To load in the polygon annotations we will have to make some changes to the load_mask method.

class MicrocontrollerDataset(utils.Dataset):
    def load_dataset(self, dataset_dir):
        self.add_class('dataset', 1, 'Raspberry_Pi_3')
        self.add_class('dataset', 2, 'Arduino_Nano')
        self.add_class('dataset', 3, 'ESP8266')
        self.add_class('dataset', 4, 'Heltec_ESP32_Lora')
        
        # find all images
        for i, filename in enumerate(os.listdir(dataset_dir)):
            if '.jpg' in filename:
                self.add_image('dataset', 
                               image_id=i, 
                               path=os.path.join(dataset_dir, filename), 
                               annotation=os.path.join(dataset_dir, filename.replace('.jpg', '.json')))
    
    def extract_masks(self, filename):
        json_file = os.path.join(filename)
        with open(json_file) as f:
            img_anns = json.load(f)
            
        masks = np.zeros([600, 800, len(img_anns['shapes'])], dtype='uint8')
        classes = []
        for i, anno in enumerate(img_anns['shapes']):
            mask = np.zeros([600, 800], dtype=np.uint8)
            cv2.fillPoly(mask, np.array([anno['points']], dtype=np.int32), 1)
            masks[:, :, i] = mask
            classes.append(self.class_names.index(anno['label']))
        return masks, classes
 
    # load the masks for an image
    def load_mask(self, image_id):
        # get details of image
        info = self.image_info[image_id]
        # define box file location
        path = info['annotation']
        # load XML
        masks, classes = self.extract_masks(path)
        return masks, np.asarray(classes, dtype='int32')
    
    def image_reference(self, image_id):
        info = self.image_info[image_id]
        return info['path']

Everything else stays the same as in the object detection example. You can find the full code in the MaskRCNN Microcontroller Segmentation file.

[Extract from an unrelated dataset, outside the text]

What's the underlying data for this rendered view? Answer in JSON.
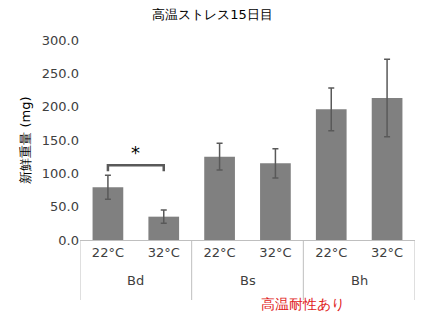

Instance Segmentation model prediction on the test set
Figure 6: Instance Segmentation model prediction on the test set

Summary

In this article, you discovered how to use Matterport Mask R-CNN to run a pre-trained Mask R-CNN model on an image or a video and how to train your own custom model with both an object detection and an instance segmentation dataset.